TÜRKİYE'DE lisanslı yaklaşık 25 bin civarında teknik adam
var. Ama bizlerin aklına yerleşen 20'yi geçmez.
Her yıl yapılan kurslarla yeni yeni teknik adamlar Türk
futboluna kazandırılıyor. Ancak bu isimler ne yapıyor biliyor muyuz?
Futbol takımlarımız belirli isimler üzerinde kısır bir döngü
içinde. Anadolu takımları biraz kötüye gitmeye başladığında, Yılmaz Vural veya
Hikmet Karaman ismi gündeme gelir. PTT 1. Lig'de bu isimler eski futbolcular
olur.
Bir takımı küme düşürse de, kötü sonuçlar alsa da, herhangi
bir başarısı olmasa da aynı teknik adamlar kurtarıcı olarak taraftara sunulur.
Diğer büyük takımlarda da işin farkı yok. Galatasaray kötü giderse Fatih Terim,
Beşiktaş'ta Lucescu, Fenerbahçe'de herhangi bir Brezilyalı teknik adam hep
gündeme gelir. Ve tüm takımlar için ortak isim mutlaka Mustafa Denizli olur.
Milli takımdan, kulüp takımlarına kadar tümünde kurtarıcı isim O'dur.
Peki bu 25 bin teknik adam nerede? Eğer bu kişiler bir takım
çalıştırmayacaksa neden bu kursa katılıyorlar?
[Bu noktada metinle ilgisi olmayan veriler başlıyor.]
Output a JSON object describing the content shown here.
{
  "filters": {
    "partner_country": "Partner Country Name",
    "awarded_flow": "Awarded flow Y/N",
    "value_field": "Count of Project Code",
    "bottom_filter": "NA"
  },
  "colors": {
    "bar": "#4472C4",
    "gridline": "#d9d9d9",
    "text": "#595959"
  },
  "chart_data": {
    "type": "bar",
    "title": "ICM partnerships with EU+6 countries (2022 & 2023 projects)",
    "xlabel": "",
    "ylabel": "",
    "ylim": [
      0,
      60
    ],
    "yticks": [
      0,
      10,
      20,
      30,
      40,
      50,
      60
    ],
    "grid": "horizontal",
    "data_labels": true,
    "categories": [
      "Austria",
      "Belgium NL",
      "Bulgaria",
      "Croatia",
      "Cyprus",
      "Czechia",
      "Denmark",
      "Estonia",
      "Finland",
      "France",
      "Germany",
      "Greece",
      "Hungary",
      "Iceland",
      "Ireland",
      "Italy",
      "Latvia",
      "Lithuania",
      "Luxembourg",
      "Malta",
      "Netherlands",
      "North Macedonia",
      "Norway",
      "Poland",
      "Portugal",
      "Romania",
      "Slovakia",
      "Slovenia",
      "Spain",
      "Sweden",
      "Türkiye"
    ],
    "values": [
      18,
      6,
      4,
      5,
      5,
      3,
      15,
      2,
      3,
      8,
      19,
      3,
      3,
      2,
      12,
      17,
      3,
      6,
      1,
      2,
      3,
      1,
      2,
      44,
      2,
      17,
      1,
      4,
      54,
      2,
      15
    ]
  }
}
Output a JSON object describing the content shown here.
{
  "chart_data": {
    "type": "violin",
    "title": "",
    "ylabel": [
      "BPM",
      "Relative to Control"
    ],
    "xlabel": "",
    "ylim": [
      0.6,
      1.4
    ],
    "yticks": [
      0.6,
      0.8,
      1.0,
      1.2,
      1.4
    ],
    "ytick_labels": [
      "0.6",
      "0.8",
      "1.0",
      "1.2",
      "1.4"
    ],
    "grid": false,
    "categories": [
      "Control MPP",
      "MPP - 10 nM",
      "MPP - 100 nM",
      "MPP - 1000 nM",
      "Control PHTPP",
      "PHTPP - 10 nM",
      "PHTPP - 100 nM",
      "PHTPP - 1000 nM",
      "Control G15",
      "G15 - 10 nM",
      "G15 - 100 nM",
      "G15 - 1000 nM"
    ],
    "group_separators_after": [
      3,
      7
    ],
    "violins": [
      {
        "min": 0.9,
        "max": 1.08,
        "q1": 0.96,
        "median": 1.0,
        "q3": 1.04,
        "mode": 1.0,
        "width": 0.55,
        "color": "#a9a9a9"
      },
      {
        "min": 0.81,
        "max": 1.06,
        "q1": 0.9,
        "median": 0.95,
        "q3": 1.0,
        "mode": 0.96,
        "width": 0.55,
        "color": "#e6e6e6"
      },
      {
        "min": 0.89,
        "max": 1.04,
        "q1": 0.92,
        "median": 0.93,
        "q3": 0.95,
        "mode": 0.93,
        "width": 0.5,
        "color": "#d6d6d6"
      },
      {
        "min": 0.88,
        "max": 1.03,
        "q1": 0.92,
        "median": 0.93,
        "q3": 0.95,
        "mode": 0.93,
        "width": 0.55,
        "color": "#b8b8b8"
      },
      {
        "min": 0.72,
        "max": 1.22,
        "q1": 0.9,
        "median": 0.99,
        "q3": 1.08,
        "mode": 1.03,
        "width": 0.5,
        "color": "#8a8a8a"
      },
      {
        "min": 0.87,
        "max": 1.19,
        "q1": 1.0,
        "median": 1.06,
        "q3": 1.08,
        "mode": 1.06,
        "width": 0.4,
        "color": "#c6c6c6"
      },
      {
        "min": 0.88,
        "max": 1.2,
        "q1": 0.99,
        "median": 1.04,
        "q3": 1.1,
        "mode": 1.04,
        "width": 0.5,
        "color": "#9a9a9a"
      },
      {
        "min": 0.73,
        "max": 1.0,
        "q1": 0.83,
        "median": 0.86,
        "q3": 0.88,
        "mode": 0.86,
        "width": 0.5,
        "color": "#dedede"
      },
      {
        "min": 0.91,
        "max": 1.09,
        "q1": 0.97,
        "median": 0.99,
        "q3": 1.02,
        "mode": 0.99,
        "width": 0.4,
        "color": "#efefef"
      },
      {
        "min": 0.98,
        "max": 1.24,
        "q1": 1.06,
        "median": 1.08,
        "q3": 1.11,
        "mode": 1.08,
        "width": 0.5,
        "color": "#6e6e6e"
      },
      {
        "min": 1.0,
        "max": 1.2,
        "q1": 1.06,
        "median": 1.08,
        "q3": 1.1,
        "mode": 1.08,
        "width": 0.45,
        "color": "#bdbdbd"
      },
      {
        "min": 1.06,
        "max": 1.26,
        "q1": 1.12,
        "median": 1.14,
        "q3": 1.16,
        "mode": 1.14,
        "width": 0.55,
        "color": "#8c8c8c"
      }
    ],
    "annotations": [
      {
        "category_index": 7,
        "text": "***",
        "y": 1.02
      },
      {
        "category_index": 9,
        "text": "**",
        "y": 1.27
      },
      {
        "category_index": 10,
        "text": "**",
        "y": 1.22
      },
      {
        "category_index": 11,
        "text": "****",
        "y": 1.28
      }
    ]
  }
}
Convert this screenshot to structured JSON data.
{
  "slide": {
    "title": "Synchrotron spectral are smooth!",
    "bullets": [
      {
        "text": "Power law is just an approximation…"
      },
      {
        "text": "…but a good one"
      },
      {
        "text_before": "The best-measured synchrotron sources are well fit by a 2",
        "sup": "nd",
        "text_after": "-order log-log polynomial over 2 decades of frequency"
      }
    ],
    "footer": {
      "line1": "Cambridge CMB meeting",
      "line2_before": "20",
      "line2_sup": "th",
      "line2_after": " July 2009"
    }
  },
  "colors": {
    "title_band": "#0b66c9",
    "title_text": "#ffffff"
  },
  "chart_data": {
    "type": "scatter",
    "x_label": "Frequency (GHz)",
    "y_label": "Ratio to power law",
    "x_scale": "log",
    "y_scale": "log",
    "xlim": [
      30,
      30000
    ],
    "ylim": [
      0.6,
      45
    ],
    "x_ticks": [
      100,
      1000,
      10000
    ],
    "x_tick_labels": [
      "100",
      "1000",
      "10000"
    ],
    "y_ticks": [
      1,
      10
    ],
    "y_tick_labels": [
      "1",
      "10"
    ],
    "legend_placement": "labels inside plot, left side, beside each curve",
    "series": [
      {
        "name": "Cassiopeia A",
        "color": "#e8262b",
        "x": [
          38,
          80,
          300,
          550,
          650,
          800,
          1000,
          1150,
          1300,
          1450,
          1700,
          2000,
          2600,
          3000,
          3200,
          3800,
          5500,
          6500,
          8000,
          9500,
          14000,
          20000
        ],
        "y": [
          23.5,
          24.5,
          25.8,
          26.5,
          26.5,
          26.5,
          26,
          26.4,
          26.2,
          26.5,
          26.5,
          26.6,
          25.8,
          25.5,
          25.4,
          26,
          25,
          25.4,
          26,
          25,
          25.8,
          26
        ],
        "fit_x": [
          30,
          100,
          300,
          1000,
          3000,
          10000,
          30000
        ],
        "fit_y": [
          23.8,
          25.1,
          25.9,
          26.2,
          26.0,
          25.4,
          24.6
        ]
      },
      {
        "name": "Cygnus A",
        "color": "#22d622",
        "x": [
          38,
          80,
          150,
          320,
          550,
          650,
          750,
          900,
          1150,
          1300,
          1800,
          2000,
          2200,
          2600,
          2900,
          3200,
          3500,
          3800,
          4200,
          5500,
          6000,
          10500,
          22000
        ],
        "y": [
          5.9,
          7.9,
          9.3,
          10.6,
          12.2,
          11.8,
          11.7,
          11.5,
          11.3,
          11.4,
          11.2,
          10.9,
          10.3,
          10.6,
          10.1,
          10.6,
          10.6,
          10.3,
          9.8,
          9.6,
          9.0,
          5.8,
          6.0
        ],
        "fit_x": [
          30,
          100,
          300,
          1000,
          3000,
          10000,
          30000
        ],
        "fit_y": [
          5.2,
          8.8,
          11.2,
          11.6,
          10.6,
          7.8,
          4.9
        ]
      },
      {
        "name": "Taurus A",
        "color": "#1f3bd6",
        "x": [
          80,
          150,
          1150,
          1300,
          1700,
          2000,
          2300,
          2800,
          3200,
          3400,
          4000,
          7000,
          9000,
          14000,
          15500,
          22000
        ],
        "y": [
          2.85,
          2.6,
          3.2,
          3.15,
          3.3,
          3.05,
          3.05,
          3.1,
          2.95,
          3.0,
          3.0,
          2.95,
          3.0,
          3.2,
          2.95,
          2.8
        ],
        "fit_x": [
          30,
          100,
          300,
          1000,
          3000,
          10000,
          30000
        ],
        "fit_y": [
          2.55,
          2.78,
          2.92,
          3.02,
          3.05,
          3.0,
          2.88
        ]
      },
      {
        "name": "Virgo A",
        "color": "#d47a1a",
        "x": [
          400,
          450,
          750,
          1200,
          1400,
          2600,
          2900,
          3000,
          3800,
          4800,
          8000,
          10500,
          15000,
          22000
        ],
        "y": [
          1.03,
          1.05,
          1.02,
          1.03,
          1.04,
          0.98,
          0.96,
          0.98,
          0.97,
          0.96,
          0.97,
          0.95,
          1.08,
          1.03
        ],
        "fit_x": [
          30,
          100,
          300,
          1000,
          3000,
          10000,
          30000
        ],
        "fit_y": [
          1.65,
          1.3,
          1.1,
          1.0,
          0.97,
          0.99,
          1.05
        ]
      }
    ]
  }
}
Önce bir gerçeğin altını çizelim:
Bu piyasada bir takım çalıştırmak için bilgi ve beceriden
çok, tanıdıklarınızın olması önemlidir. Bir başkan, sözünü dinleteceği teknik
adam ister. Akşam oturup maçı seyrederken kafasında kurduklarını, ertesi gün
hocaya iletip, sonrasında takım sahaya onun istediği gibi çıktığında, bunun
gururunu yaşamayı düşler.
Türk futbolunun neden ilerlemediği, başarının neden
gelmediği soruluyor. Yanıt aslında basit.
Türk futbolunu yöneten veya yönlendirenler, ahbap-dost
ilişkisi yerine hak edene görev verirse bu iş düzelir. Daha da önemlisi, biz ne
zaman yurt dışına futbolcu yerine, teknik adam göndeririz, işte o zaman
futbolumuz ilerliyor demektir.
Ama yurt dışında maalesef dayımız yok!